Intersexuels mis à part, on naît bel et bien fille, et l’on devient femme
(ou pas) ; on naît bel et bien garçon, et l’on devient homme (ou pas).
Concédons toutefois quelques nuances. Au bout du bout, c’est certain, tout
est construction, puisque « l’être humain est capable de court-circuiter les
programmes biologiques dépendants des hormones », comme le rappelle
Catherine Vidal. « Chez nous, poursuit la neurobiologiste, aucun instinct ne
s’exprime à l’état brut. La faim, la soif ou le désir sexuel sont certes ancrés
dans la biologie, mais leurs modes d’expression sont contrôlés par la culture
et les normes sociales. Nos comportements relèvent d’abord et avant tout de
constructions mentales. »
Cependant, il y a du masculin et du féminin dans la rue. Et pas
uniquement là, mais dans la vie de tous les jours – n’en déplaise aux Lee
Edelman, Judith Butler, Tim Dean et consorts : à l’école, dans l’entreprise,
dans la culture, au cinéma, dans la littérature, dans la langue, dans
l’orthographe, jusque dans les WC, les boîtes de nuit, les bateaux qui
coulent et (divine horreur !) les maternités.

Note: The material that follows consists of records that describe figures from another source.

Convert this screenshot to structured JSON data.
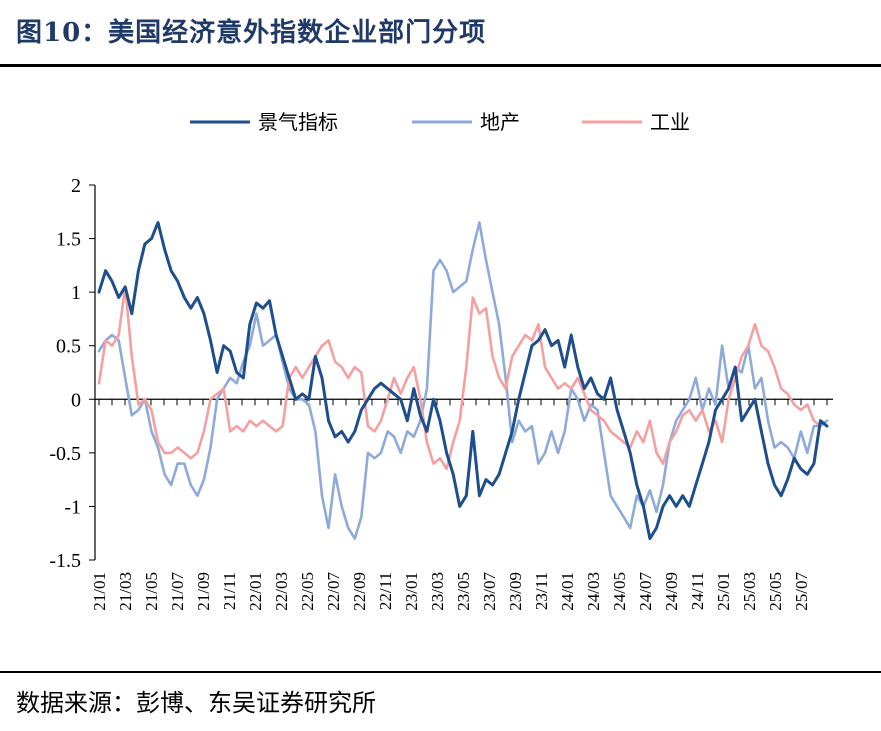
{
  "header": {
    "title": "图10：美国经济意外指数企业部门分项"
  },
  "footer": {
    "source": "数据来源：彭博、东吴证券研究所"
  },
  "colors": {
    "景气指标": "#1f4e8c",
    "地产": "#8eaadb",
    "工业": "#f4a0a0"
  },
  "chart_data": {
    "type": "line",
    "title": "",
    "xlabel": "",
    "ylabel": "",
    "ylim": [
      -1.5,
      2
    ],
    "yticks": [
      "2",
      "1.5",
      "1",
      "0.5",
      "0",
      "-0.5",
      "-1",
      "-1.5"
    ],
    "xticks": [
      "21/01",
      "21/03",
      "21/05",
      "21/07",
      "21/09",
      "21/11",
      "22/01",
      "22/03",
      "22/05",
      "22/07",
      "22/09",
      "22/11",
      "23/01",
      "23/03",
      "23/05",
      "23/07",
      "23/09",
      "23/11",
      "24/01",
      "24/03",
      "24/05",
      "24/07",
      "24/09",
      "24/11",
      "25/01",
      "25/03",
      "25/05",
      "25/07"
    ],
    "legend": {
      "position": "top"
    },
    "grid": false,
    "x_start": "2021/01",
    "x_end": "2025/09",
    "series": [
      {
        "name": "景气指标",
        "values": [
          1.0,
          1.2,
          1.1,
          0.95,
          1.05,
          0.8,
          1.2,
          1.45,
          1.5,
          1.65,
          1.4,
          1.2,
          1.1,
          0.95,
          0.85,
          0.95,
          0.8,
          0.55,
          0.25,
          0.5,
          0.45,
          0.25,
          0.2,
          0.7,
          0.9,
          0.85,
          0.92,
          0.6,
          0.4,
          0.2,
          0.0,
          0.05,
          0.0,
          0.4,
          0.2,
          -0.2,
          -0.35,
          -0.3,
          -0.4,
          -0.3,
          -0.1,
          0.0,
          0.1,
          0.15,
          0.1,
          0.05,
          0.0,
          -0.2,
          0.1,
          -0.15,
          -0.3,
          0.0,
          -0.2,
          -0.5,
          -0.7,
          -1.0,
          -0.9,
          -0.3,
          -0.9,
          -0.75,
          -0.8,
          -0.7,
          -0.5,
          -0.3,
          0.0,
          0.25,
          0.5,
          0.55,
          0.65,
          0.5,
          0.55,
          0.3,
          0.6,
          0.3,
          0.1,
          0.2,
          0.05,
          0.0,
          0.2,
          -0.1,
          -0.3,
          -0.5,
          -0.8,
          -1.0,
          -1.3,
          -1.2,
          -1.0,
          -0.9,
          -1.0,
          -0.9,
          -1.0,
          -0.8,
          -0.6,
          -0.4,
          -0.1,
          0.0,
          0.1,
          0.3,
          -0.2,
          -0.1,
          0.0,
          -0.3,
          -0.6,
          -0.8,
          -0.9,
          -0.75,
          -0.55,
          -0.65,
          -0.7,
          -0.6,
          -0.2,
          -0.25
        ]
      },
      {
        "name": "地产",
        "values": [
          0.45,
          0.55,
          0.6,
          0.55,
          0.2,
          -0.15,
          -0.1,
          0.0,
          -0.3,
          -0.45,
          -0.7,
          -0.8,
          -0.6,
          -0.6,
          -0.8,
          -0.9,
          -0.75,
          -0.45,
          0.0,
          0.1,
          0.2,
          0.15,
          0.35,
          0.5,
          0.8,
          0.5,
          0.55,
          0.6,
          0.35,
          0.1,
          0.0,
          0.0,
          -0.05,
          -0.3,
          -0.9,
          -1.2,
          -0.7,
          -1.0,
          -1.2,
          -1.3,
          -1.1,
          -0.5,
          -0.55,
          -0.5,
          -0.3,
          -0.35,
          -0.5,
          -0.3,
          -0.35,
          -0.2,
          0.1,
          1.2,
          1.3,
          1.2,
          1.0,
          1.05,
          1.1,
          1.4,
          1.65,
          1.3,
          1.0,
          0.7,
          0.2,
          -0.4,
          -0.2,
          -0.3,
          -0.25,
          -0.6,
          -0.5,
          -0.3,
          -0.5,
          -0.3,
          0.1,
          0.0,
          -0.2,
          -0.05,
          -0.1,
          -0.5,
          -0.9,
          -1.0,
          -1.1,
          -1.2,
          -0.9,
          -1.0,
          -0.85,
          -1.05,
          -0.8,
          -0.4,
          -0.2,
          -0.1,
          0.0,
          0.2,
          -0.1,
          0.1,
          -0.05,
          0.5,
          0.1,
          0.3,
          0.25,
          0.5,
          0.1,
          0.2,
          -0.2,
          -0.45,
          -0.4,
          -0.45,
          -0.55,
          -0.3,
          -0.5,
          -0.25,
          -0.25,
          -0.2
        ]
      },
      {
        "name": "工业",
        "values": [
          0.15,
          0.55,
          0.5,
          0.6,
          1.05,
          0.4,
          -0.05,
          0.0,
          -0.1,
          -0.4,
          -0.5,
          -0.5,
          -0.45,
          -0.5,
          -0.55,
          -0.5,
          -0.3,
          0.0,
          0.05,
          0.1,
          -0.3,
          -0.25,
          -0.3,
          -0.2,
          -0.25,
          -0.2,
          -0.25,
          -0.3,
          -0.25,
          0.2,
          0.3,
          0.2,
          0.3,
          0.4,
          0.5,
          0.55,
          0.35,
          0.3,
          0.2,
          0.3,
          0.25,
          -0.25,
          -0.3,
          -0.2,
          0.0,
          0.2,
          0.05,
          0.2,
          0.3,
          0.0,
          -0.4,
          -0.6,
          -0.55,
          -0.65,
          -0.4,
          -0.2,
          0.3,
          0.95,
          0.8,
          0.85,
          0.4,
          0.2,
          0.1,
          0.4,
          0.5,
          0.6,
          0.55,
          0.7,
          0.3,
          0.2,
          0.1,
          0.15,
          0.1,
          0.2,
          0.05,
          -0.1,
          -0.15,
          -0.2,
          -0.3,
          -0.35,
          -0.4,
          -0.45,
          -0.3,
          -0.4,
          -0.2,
          -0.5,
          -0.6,
          -0.4,
          -0.3,
          -0.15,
          -0.1,
          -0.2,
          -0.1,
          -0.3,
          -0.2,
          -0.4,
          0.0,
          0.2,
          0.4,
          0.5,
          0.7,
          0.5,
          0.45,
          0.3,
          0.1,
          0.05,
          -0.05,
          -0.1,
          -0.05,
          -0.2,
          -0.25
        ]
      }
    ]
  }
}
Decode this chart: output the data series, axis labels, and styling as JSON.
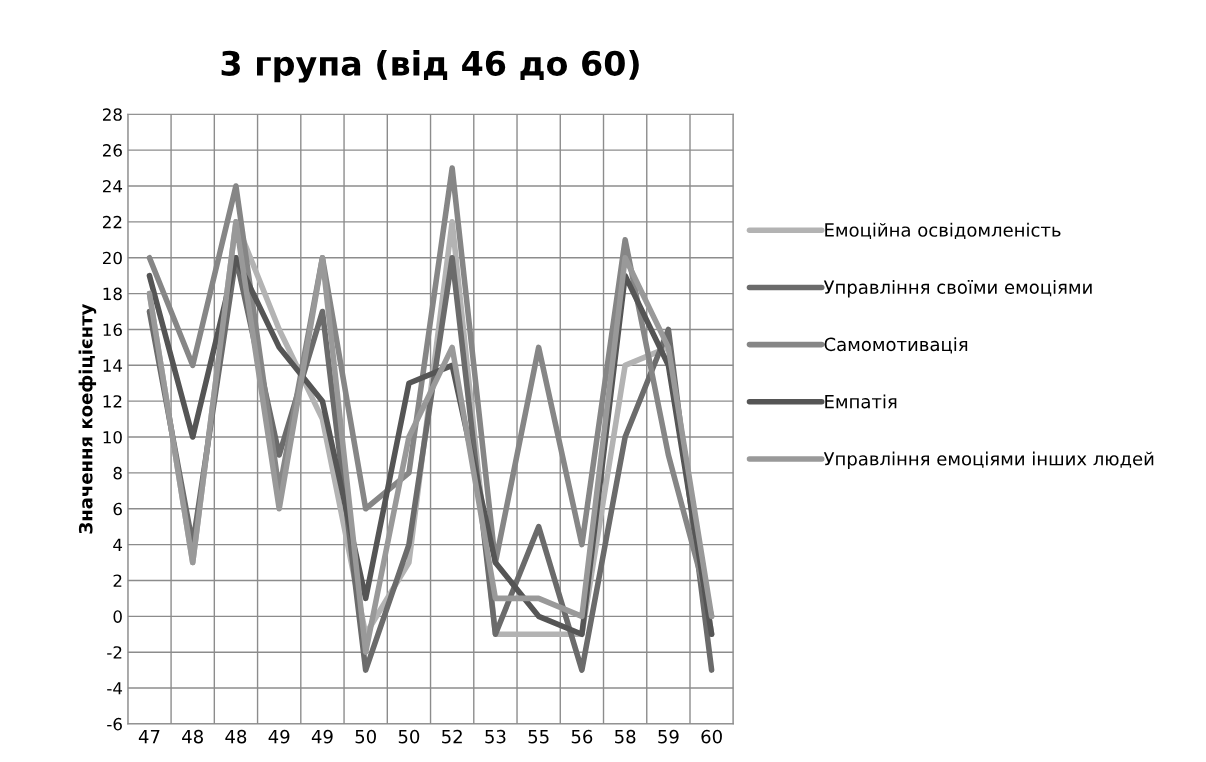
{
  "chart_data": {
    "type": "line",
    "title": "3 група (від 46 до 60)",
    "ylabel": "Значення коефіцієнту",
    "categories": [
      "47",
      "48",
      "48",
      "49",
      "49",
      "50",
      "50",
      "52",
      "53",
      "55",
      "56",
      "58",
      "59",
      "60"
    ],
    "series": [
      {
        "name": "Емоційна освідомленість",
        "color": "#b3b3b3",
        "values": [
          18,
          3,
          22,
          16,
          11,
          -1,
          3,
          22,
          -1,
          -1,
          -1,
          14,
          15,
          -1
        ]
      },
      {
        "name": "Управління своїми емоціями",
        "color": "#6b6b6b",
        "values": [
          17,
          4,
          20,
          9,
          17,
          -3,
          4,
          20,
          -1,
          5,
          -3,
          10,
          16,
          -3
        ]
      },
      {
        "name": "Самомотивація",
        "color": "#868686",
        "values": [
          20,
          14,
          24,
          7,
          20,
          6,
          8,
          25,
          3,
          15,
          4,
          21,
          9,
          0
        ]
      },
      {
        "name": "Емпатія",
        "color": "#555555",
        "values": [
          19,
          10,
          20,
          15,
          12,
          1,
          13,
          14,
          3,
          0,
          -1,
          19,
          14,
          -1
        ]
      },
      {
        "name": "Управління емоціями інших людей",
        "color": "#999999",
        "values": [
          18,
          3,
          22,
          6,
          20,
          -2,
          10,
          15,
          1,
          1,
          0,
          20,
          15,
          0
        ]
      }
    ],
    "ylim": [
      -6,
      28
    ],
    "yticks": [
      -6,
      -4,
      -2,
      0,
      2,
      4,
      6,
      8,
      10,
      12,
      14,
      16,
      18,
      20,
      22,
      24,
      26,
      28
    ],
    "grid": true,
    "legend": "right",
    "marker": "none",
    "line_style": "solid"
  }
}
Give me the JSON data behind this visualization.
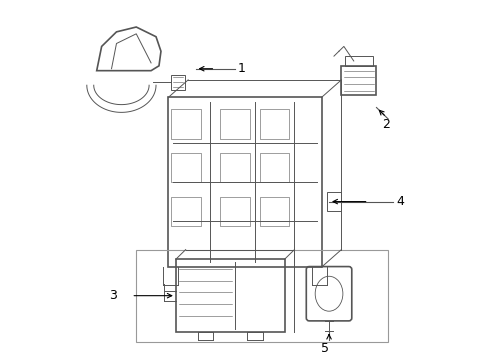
{
  "bg_color": "#ffffff",
  "line_color": "#555555",
  "label_color": "#000000",
  "arrow_color": "#000000",
  "figsize": [
    4.9,
    3.6
  ],
  "dpi": 100
}
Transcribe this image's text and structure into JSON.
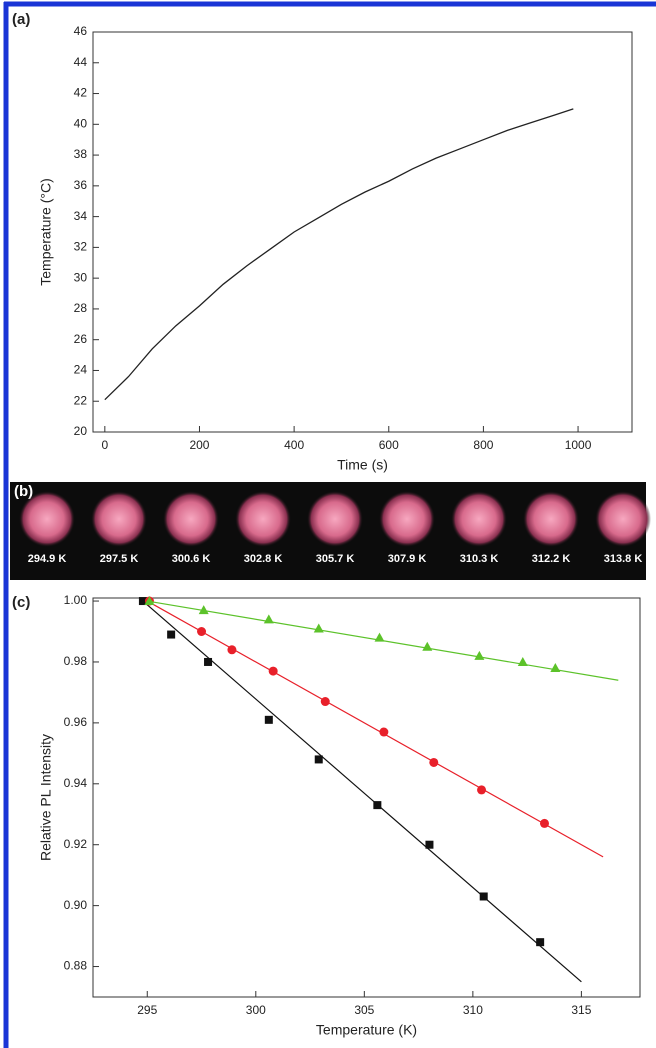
{
  "chart_data": [
    {
      "type": "line",
      "panel_label": "(a)",
      "x_label": "Time (s)",
      "y_label": "Temperature (°C)",
      "x": [
        0,
        50,
        100,
        150,
        200,
        250,
        300,
        350,
        400,
        450,
        500,
        550,
        600,
        650,
        700,
        750,
        800,
        850,
        900,
        950,
        990
      ],
      "values": [
        22.1,
        23.6,
        25.4,
        26.9,
        28.2,
        29.6,
        30.8,
        31.9,
        33.0,
        33.9,
        34.8,
        35.6,
        36.3,
        37.1,
        37.8,
        38.4,
        39.0,
        39.6,
        40.1,
        40.6,
        41.0
      ],
      "color": "#222222",
      "xlim": [
        -25,
        1114
      ],
      "ylim": [
        20,
        46
      ],
      "xticks": [
        0,
        200,
        400,
        600,
        800,
        1000
      ],
      "yticks": [
        20,
        22,
        24,
        26,
        28,
        30,
        32,
        34,
        36,
        38,
        40,
        42,
        44,
        46
      ]
    },
    {
      "type": "scatter",
      "panel_label": "(c)",
      "x_label": "Temperature (K)",
      "y_label": "Relative PL Intensity",
      "xlim": [
        292.5,
        317.7
      ],
      "ylim": [
        0.87,
        1.001
      ],
      "xticks": [
        295,
        300,
        305,
        310,
        315
      ],
      "yticks": [
        0.88,
        {
          "value": 0.9,
          "label": "0.90"
        },
        0.92,
        0.94,
        0.96,
        0.98,
        {
          "value": 1,
          "label": "1.00"
        }
      ],
      "series": [
        {
          "color": "#111111",
          "marker": "square",
          "x": [
            294.8,
            296.1,
            297.8,
            300.6,
            302.9,
            305.6,
            308.0,
            310.5,
            313.1
          ],
          "values": [
            1.0,
            0.989,
            0.98,
            0.961,
            0.948,
            0.933,
            0.92,
            0.903,
            0.888
          ],
          "fit_x": [
            294.8,
            315.0
          ],
          "fit_values": [
            1.0,
            0.875
          ]
        },
        {
          "color": "#e8202a",
          "marker": "circle",
          "x": [
            295.1,
            297.5,
            298.9,
            300.8,
            303.2,
            305.9,
            308.2,
            310.4,
            313.3
          ],
          "values": [
            1.0,
            0.99,
            0.984,
            0.977,
            0.967,
            0.957,
            0.947,
            0.938,
            0.927
          ],
          "fit_x": [
            295.0,
            316.0
          ],
          "fit_values": [
            1.0,
            0.916
          ]
        },
        {
          "color": "#5cc22a",
          "marker": "triangle",
          "x": [
            295.1,
            297.6,
            300.6,
            302.9,
            305.7,
            307.9,
            310.3,
            312.3,
            313.8
          ],
          "values": [
            1.0,
            0.997,
            0.994,
            0.991,
            0.988,
            0.985,
            0.982,
            0.98,
            0.978
          ],
          "fit_x": [
            295.0,
            316.7
          ],
          "fit_values": [
            1.0,
            0.974
          ]
        }
      ]
    }
  ],
  "strip": {
    "panel_label": "(b)",
    "labels": [
      "294.9 K",
      "297.5 K",
      "300.6 K",
      "302.8 K",
      "305.7 K",
      "307.9 K",
      "310.3 K",
      "312.2 K",
      "313.8 K"
    ]
  }
}
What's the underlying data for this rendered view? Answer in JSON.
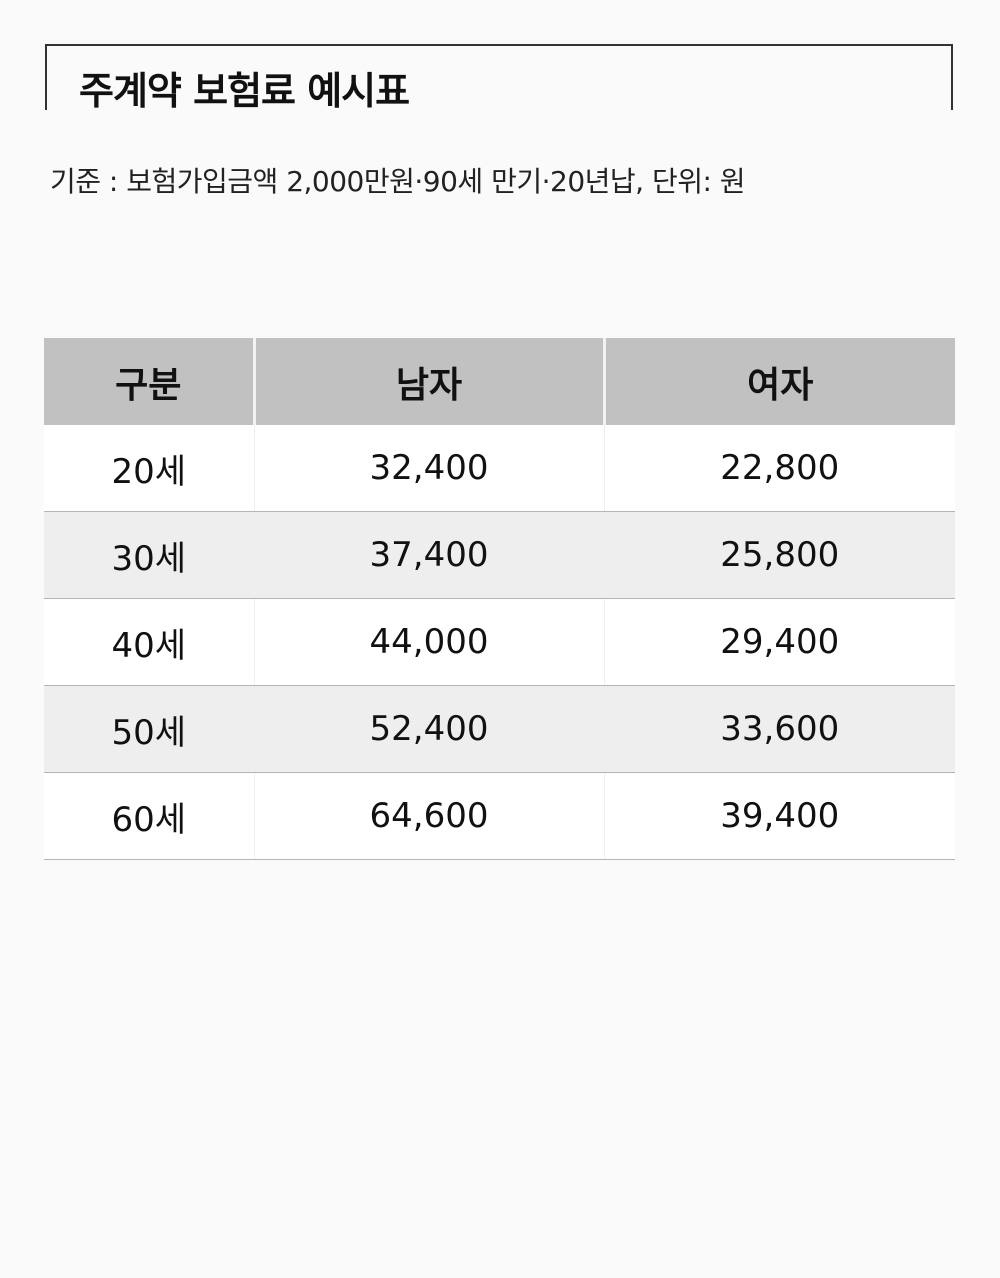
{
  "title": "주계약 보험료 예시표",
  "subtitle": "기준 : 보험가입금액 2,000만원·90세 만기·20년납, 단위: 원",
  "table": {
    "headers": [
      "구분",
      "남자",
      "여자"
    ],
    "rows": [
      {
        "age": "20세",
        "male": "32,400",
        "female": "22,800"
      },
      {
        "age": "30세",
        "male": "37,400",
        "female": "25,800"
      },
      {
        "age": "40세",
        "male": "44,000",
        "female": "29,400"
      },
      {
        "age": "50세",
        "male": "52,400",
        "female": "33,600"
      },
      {
        "age": "60세",
        "male": "64,600",
        "female": "39,400"
      }
    ]
  },
  "colors": {
    "header_bg": "#c1c1c1",
    "row_alt_bg": "#eeeeee",
    "row_bg": "#ffffff",
    "page_bg": "#fafafa"
  }
}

Il ne s’agit pas d’un vaste complot fomenté par des hétéros sexistes
contre les lauréats du Brudner Prize, mais de la réalité quotidienne. Et la
mutation dont nous parlerons est infiniment plus modeste que la révolution
queer, ce Grand Soir où les androgynes, les transgenres et les femmes à
moustaches triompheront du XX et du XY.
Si donc, « à l’évidence, prétendre que c’est la testostérone qui fait les
hommes compétitifs et agressifs tandis que les œstrogènes rendent les
femmes émotives et sociables, relève d’une vision simpliste, bien loin de la
réalité biologique », il n’en reste pas moins qu’une femme n’est pas un
homme et qu’un homme n’est pas une femme aux yeux de nos sociétés. Que
l’on cesse de nous faire croire que n’importe qui est un transsexuel
potentiel, et que les sexes sont techniquement et théoriquement modulables
à l’envi.
La libre-sexualité contrariée
J’appelle « libre-sexualité » la sexualité humaine qui se déploierait
grâce à notre niveau de liberté sexuelle sans précédent, si elle ne rencontrait
aucune résistance, aucun frein. Or, la frustration et la désincarnation sont
des obstacles de taille. La libre-sexualité est donc potentielle dans les
sociétés sexuellement libres, mais elle est loin d’être effective.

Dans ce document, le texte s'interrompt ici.